How Prebiotics Can Help With Diabetes
As more scientific studies are completed, we are developing a better understanding of the gut’s role in overall health. In particular, we know the microbiome of the gut is different in people with diabetes. Read on to learn more about the differences and how prebiotics can help with diabetes.
The Diabetic Gut
In December 2006, Nature published a paper that showed the bacteria in the gastrointestinal tract of obese people are different than thin people. The authors of the paper revealed that the gut microbiome has a direct influence on the amount of calories absorbed into an individual’s bloodstream.
Even more interesting, there’s a difference between the gut microbiome of obese people and people with diabetes. There are three different microbiota in large intestines: diabetic, obese and healthy. Chances are, if you have been diagnosed with diabetes, the microbiome of your gut is not helping your situation.
Can I Reverse My Diabetic Gut?
The same scientific study revealed that changing the microbiota can potentially reverse the disease. In experiments using diabetic mice, tweaking their gut bacteria balance had a positive effect on their blood sugar levels, as well as their metabolites. They even pinpointed a key player in diabetes: a bacteria called Verrucomicrobiae. It’s shown to have a direct correlation with Type 2 diabetes.
Can Probiotics Reverse My Diabetic Gut?
When people think about gut health, probiotics usually come to mind. Thanks to effective marketing, the general public knows that yogurts contain healthy bacteria that can improve digestion. However, there are a few drawbacks with probiotics:
- They are easily destroyed — Probiotics are bacteria. This means they are susceptible to temperature changes and acids.
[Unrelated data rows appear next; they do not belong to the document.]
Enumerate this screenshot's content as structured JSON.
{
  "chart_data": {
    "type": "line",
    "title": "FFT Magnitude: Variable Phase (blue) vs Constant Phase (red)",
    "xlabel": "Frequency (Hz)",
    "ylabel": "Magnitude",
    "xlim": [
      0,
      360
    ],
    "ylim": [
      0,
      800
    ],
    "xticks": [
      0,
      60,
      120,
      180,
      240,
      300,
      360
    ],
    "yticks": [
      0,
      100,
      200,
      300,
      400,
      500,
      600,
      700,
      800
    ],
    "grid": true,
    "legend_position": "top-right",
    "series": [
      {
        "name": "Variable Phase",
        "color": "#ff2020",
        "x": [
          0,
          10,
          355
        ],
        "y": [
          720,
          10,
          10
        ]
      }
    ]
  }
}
When consumed, probiotics may be destroyed in the stomach.
- No one knows which probiotics are needed — The probiotics found in yogurt are a best guess. No one knows which good bacteria his or her gut needs. The probiotics you’re consuming in yogurt may not be the healthy bacteria your particular stomach needs to improve its bacterial balance.
- They are typically contained in high-sugar, lactose products — Yogurt is dairy-based, which isn’t an option for individuals with lactose intolerance or sensitivity. Yogurts are typically also a high-sugar food, which isn’t the ideal choice for people trying to maintain a healthy diet.
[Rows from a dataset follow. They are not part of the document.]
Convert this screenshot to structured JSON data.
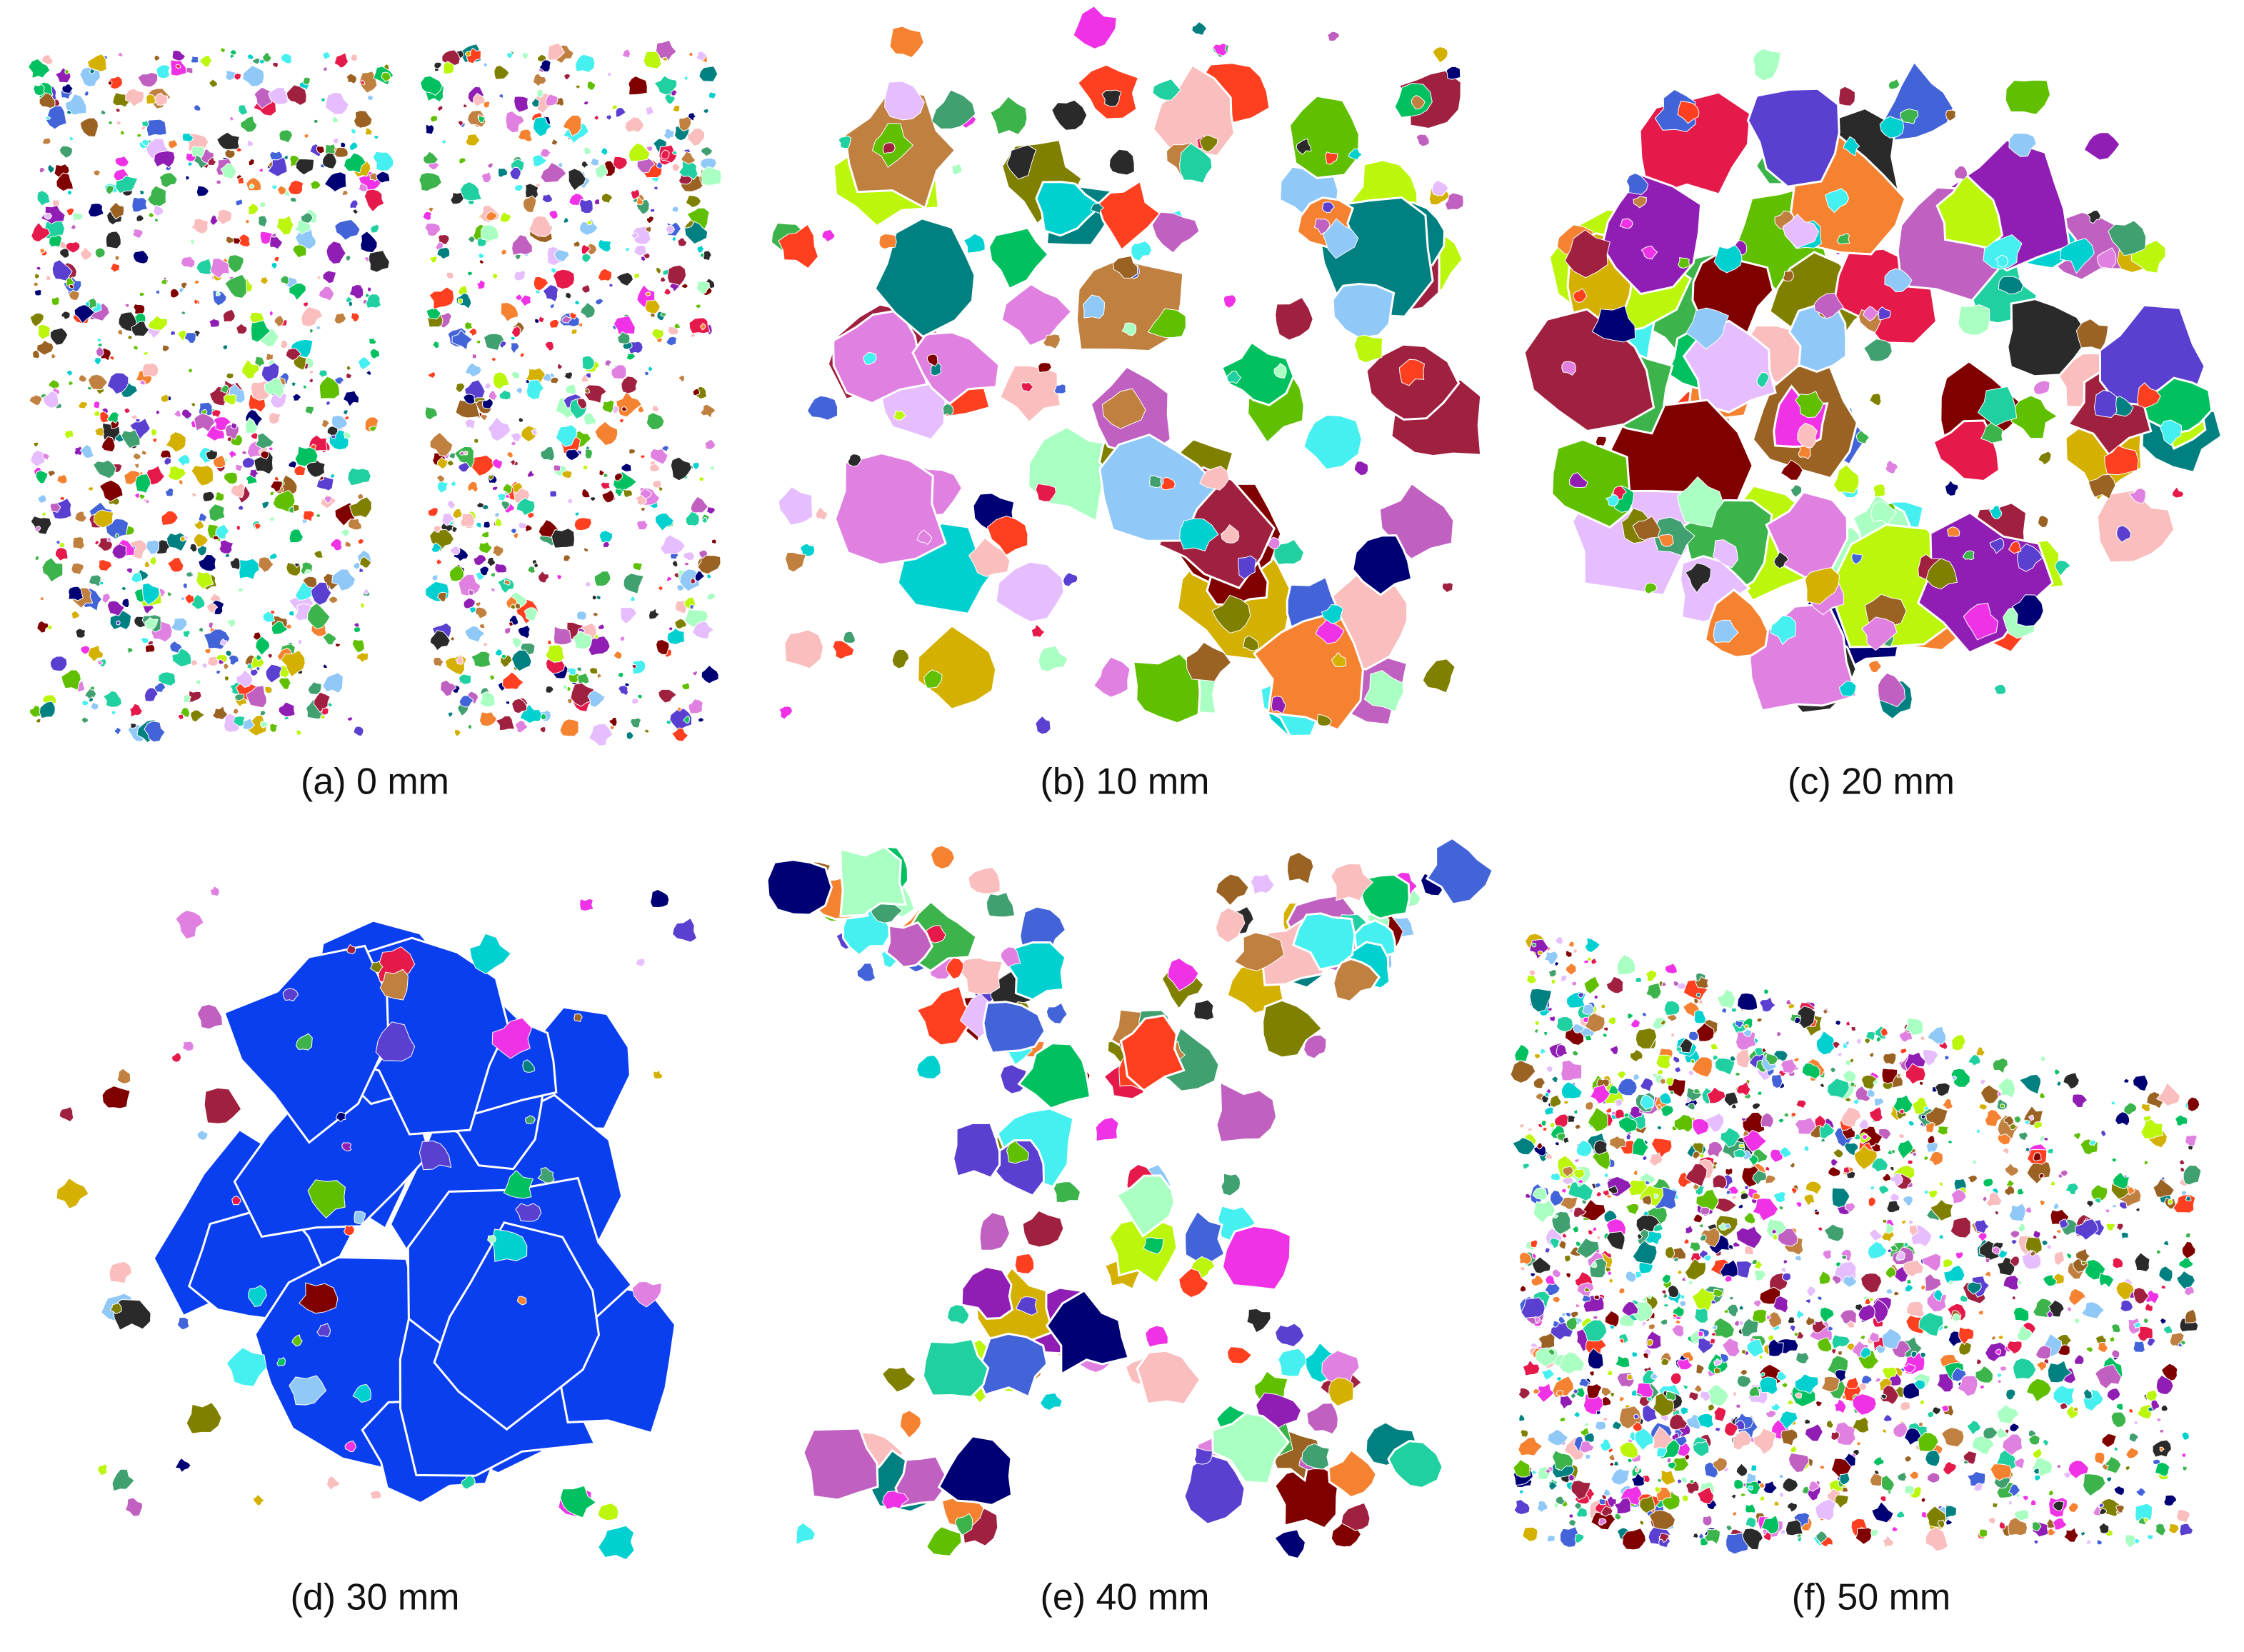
{
  "panels": [
    {
      "caption": "(a) 0 mm"
    },
    {
      "caption": "(b) 10 mm"
    },
    {
      "caption": "(c) 20 mm"
    },
    {
      "caption": "(d) 30 mm"
    },
    {
      "caption": "(e) 40 mm"
    },
    {
      "caption": "(f) 50 mm"
    }
  ]
}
In reality, when you’re trying to improve the bacterial balance in your gut, probiotics can only do so much.
What’s a Better Way to Improve My Gut Microbiome?
While probiotics can potentially add more healthy bacteria to your gut microbiome, there’s a more effective way to establish a better balance: consuming prebiotics. Prebiotics, unlike probiotics, are not bacteria. They are fertilizers that help your good bacteria flourish.
Prebiotics have many benefits over probiotics:
- They are not destroyed in the gut — Unlike probiotics, prebiotics are not affected by temperature changes or stomach acids.
- They are effective at improving and correcting the gut bacteria balance — While you hope the bacteria in yogurt is the bacteria your stomach needs, prebiotics effectively grow your specific good bacteria.
- They are naturally gluten-free and sugar-free — You can get the prebiotics you need to reverse your diabetic gut without compromising your diet.
Prebiotics, such as fructo-saccharide and inulin, are found in plant-based sources, including garlic, bananas and chicory root. While you may have to consume more of these foods than you’d like in order to reap the benefits of prebiotics, there are all-natural supplements like Prebiotin you can take to easily incorporate the right amount of prebiotics into your diet. This means you don’t have to compromise your diet to get the prebiotics you need — prebiotics are a great way to improve your gut microbiome and reduce the effects of your diabetes.